В южном полушарии была поздняя весна, и полярная шапка уменьшилась до нескольких ослепительно белых пятен: снег упорно не таял там, где почва повыше. Между полюсом и пустыней тянулась широкая полоса растений, в основном голубовато-зеленая. Вообще же на пестром диске Марса можно было найти любой оттенок.

«Арес» входил на орбиту Деймоса с относительной скоростью меньше чем тысяча километров в час. Маленький спутник рос и рос, пока не стал для них таким же большим, как Марс. Но в отличие от Марса здесь не было ни красных, ни зеленых тонов – только темная мешанина гор или скал, торчащих под самыми разными углами (тяготения на Деймосе почти не было).

Момент посадки невозможно было заметить – только внезапная тишина сообщила Гибсону, что двигатели не работают и рейс окончен. Конечно, до Марса оставалось еще двадцать тысяч километров. Но для «Ареса» рейс окончился – на Марс их переправит маленькая ракета. А с крохотной каютой, служившей ему жильем столько недель, придется очень скоро расстаться.

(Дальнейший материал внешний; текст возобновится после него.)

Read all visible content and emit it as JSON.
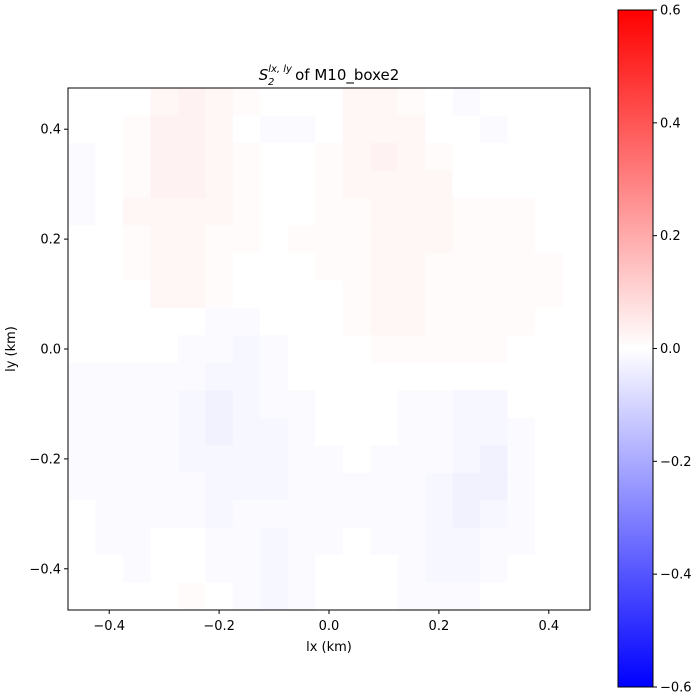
{
  "chart_data": {
    "type": "heatmap",
    "title": {
      "base": "S",
      "subscript": "2",
      "superscript": "lx, ly",
      "suffix": " of M10_boxe2"
    },
    "xlabel": "lx (km)",
    "ylabel": "ly (km)",
    "xlim": [
      -0.475,
      0.475
    ],
    "ylim": [
      -0.475,
      0.475
    ],
    "x_ticks": [
      -0.4,
      -0.2,
      0.0,
      0.2,
      0.4
    ],
    "x_tick_labels": [
      "−0.4",
      "−0.2",
      "0.0",
      "0.2",
      "0.4"
    ],
    "y_ticks": [
      -0.4,
      -0.2,
      0.0,
      0.2,
      0.4
    ],
    "y_tick_labels": [
      "−0.4",
      "−0.2",
      "0.0",
      "0.2",
      "0.4"
    ],
    "colormap": "bwr",
    "colormap_stops": [
      "#0000ff",
      "#ffffff",
      "#ff0000"
    ],
    "color_range": [
      -0.6,
      0.6
    ],
    "colorbar_ticks": [
      0.6,
      0.4,
      0.2,
      0.0,
      -0.2,
      -0.4,
      -0.6
    ],
    "colorbar_tick_labels": [
      "0.6",
      "0.4",
      "0.2",
      "0.0",
      "−0.2",
      "−0.4",
      "−0.6"
    ],
    "grid_x_centers": [
      -0.45,
      -0.4,
      -0.35,
      -0.3,
      -0.25,
      -0.2,
      -0.15,
      -0.1,
      -0.05,
      0.0,
      0.05,
      0.1,
      0.15,
      0.2,
      0.25,
      0.3,
      0.35,
      0.4,
      0.45
    ],
    "grid_y_centers": [
      0.45,
      0.4,
      0.35,
      0.3,
      0.25,
      0.2,
      0.15,
      0.1,
      0.05,
      0.0,
      -0.05,
      -0.1,
      -0.15,
      -0.2,
      -0.25,
      -0.3,
      -0.35,
      -0.4,
      -0.45
    ],
    "values": [
      [
        0.0,
        0.0,
        0.0,
        0.02,
        0.03,
        0.02,
        0.01,
        0.0,
        0.0,
        0.0,
        0.02,
        0.02,
        0.01,
        0.0,
        -0.01,
        0.0,
        0.0,
        0.0,
        0.0
      ],
      [
        0.0,
        0.0,
        0.01,
        0.03,
        0.03,
        0.02,
        0.0,
        -0.01,
        -0.01,
        0.0,
        0.02,
        0.02,
        0.02,
        0.0,
        0.0,
        -0.01,
        0.0,
        0.0,
        0.0
      ],
      [
        -0.01,
        0.0,
        0.01,
        0.03,
        0.03,
        0.02,
        0.01,
        0.0,
        0.0,
        0.01,
        0.02,
        0.03,
        0.02,
        0.01,
        0.0,
        0.0,
        0.0,
        0.0,
        0.0
      ],
      [
        -0.01,
        0.0,
        0.01,
        0.03,
        0.03,
        0.02,
        0.01,
        0.0,
        0.0,
        0.01,
        0.02,
        0.02,
        0.02,
        0.02,
        0.0,
        0.0,
        0.0,
        0.0,
        0.0
      ],
      [
        -0.01,
        0.0,
        0.02,
        0.02,
        0.02,
        0.02,
        0.01,
        0.0,
        0.0,
        0.01,
        0.01,
        0.02,
        0.02,
        0.02,
        0.01,
        0.01,
        0.01,
        0.0,
        0.0
      ],
      [
        0.0,
        0.0,
        0.01,
        0.02,
        0.02,
        0.01,
        0.01,
        0.0,
        0.01,
        0.01,
        0.01,
        0.02,
        0.02,
        0.02,
        0.01,
        0.01,
        0.01,
        0.0,
        0.0
      ],
      [
        0.0,
        0.0,
        0.01,
        0.02,
        0.02,
        0.01,
        0.0,
        0.0,
        0.0,
        0.01,
        0.01,
        0.02,
        0.02,
        0.01,
        0.01,
        0.01,
        0.01,
        0.01,
        0.0
      ],
      [
        0.0,
        0.0,
        0.0,
        0.02,
        0.02,
        0.01,
        0.0,
        0.0,
        0.0,
        0.0,
        0.01,
        0.02,
        0.02,
        0.01,
        0.01,
        0.01,
        0.01,
        0.01,
        0.0
      ],
      [
        0.0,
        0.0,
        0.0,
        0.0,
        0.0,
        -0.01,
        -0.01,
        0.0,
        0.0,
        0.0,
        0.01,
        0.02,
        0.02,
        0.01,
        0.01,
        0.01,
        0.01,
        0.0,
        0.0
      ],
      [
        0.0,
        0.0,
        0.0,
        0.0,
        -0.01,
        -0.01,
        -0.02,
        -0.01,
        0.0,
        0.0,
        0.0,
        0.01,
        0.01,
        0.01,
        0.01,
        0.01,
        0.0,
        0.0,
        0.0
      ],
      [
        -0.01,
        -0.01,
        -0.01,
        -0.01,
        -0.01,
        -0.02,
        -0.02,
        -0.01,
        0.0,
        0.0,
        0.0,
        0.0,
        0.0,
        0.0,
        0.0,
        0.0,
        0.0,
        0.0,
        0.0
      ],
      [
        -0.01,
        -0.01,
        -0.01,
        -0.01,
        -0.02,
        -0.03,
        -0.02,
        -0.01,
        -0.01,
        0.0,
        0.0,
        0.0,
        -0.01,
        -0.01,
        -0.02,
        -0.02,
        0.0,
        0.0,
        0.0
      ],
      [
        -0.01,
        -0.01,
        -0.01,
        -0.01,
        -0.02,
        -0.03,
        -0.02,
        -0.02,
        -0.01,
        0.0,
        0.0,
        0.0,
        -0.01,
        -0.01,
        -0.02,
        -0.02,
        -0.01,
        0.0,
        0.0
      ],
      [
        -0.01,
        -0.01,
        -0.01,
        -0.01,
        -0.02,
        -0.02,
        -0.02,
        -0.02,
        -0.01,
        -0.01,
        0.0,
        -0.01,
        -0.01,
        -0.01,
        -0.02,
        -0.03,
        -0.01,
        0.0,
        0.0
      ],
      [
        -0.01,
        -0.01,
        -0.01,
        -0.01,
        -0.01,
        -0.02,
        -0.02,
        -0.02,
        -0.01,
        -0.01,
        -0.01,
        -0.01,
        -0.01,
        -0.02,
        -0.03,
        -0.03,
        -0.01,
        0.0,
        0.0
      ],
      [
        0.0,
        -0.01,
        -0.01,
        -0.01,
        -0.01,
        -0.02,
        -0.01,
        -0.01,
        -0.01,
        -0.01,
        -0.01,
        -0.01,
        -0.01,
        -0.02,
        -0.03,
        -0.02,
        -0.01,
        0.0,
        0.0
      ],
      [
        0.0,
        -0.01,
        -0.01,
        0.0,
        0.0,
        -0.01,
        -0.01,
        -0.02,
        -0.01,
        -0.01,
        0.0,
        -0.01,
        -0.01,
        -0.02,
        -0.02,
        -0.01,
        -0.01,
        0.0,
        0.0
      ],
      [
        0.0,
        0.0,
        -0.01,
        0.0,
        0.0,
        -0.01,
        -0.01,
        -0.02,
        -0.01,
        0.0,
        0.0,
        0.0,
        -0.01,
        -0.02,
        -0.02,
        -0.01,
        0.0,
        0.0,
        0.0
      ],
      [
        0.0,
        0.0,
        0.0,
        0.0,
        0.01,
        0.0,
        -0.01,
        -0.02,
        -0.01,
        0.0,
        0.0,
        0.0,
        -0.01,
        -0.01,
        -0.01,
        0.0,
        0.0,
        0.0,
        0.0
      ]
    ]
  }
}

Он поспешил с галереи в рубку, куда нарочно не заходил все эти хлопотливые часы. Ходить было труднее – даже незначительное тяготение Деймоса мешало ему. С трудом верилось, что три месяца назад его так мучила невесомость. Теперь она казалась ему нормой. Как быстро, однако, приспосабливается человеческий организм!

Команда сидела у стола; вид у всех был важный и гордый.

– Вы как раз вовремя, – весело сказал Норден. – Мы тут собираемся попировать. Тащите сюда камеру. Щелкните нас, когда мы поднимем тост за нашу посудину.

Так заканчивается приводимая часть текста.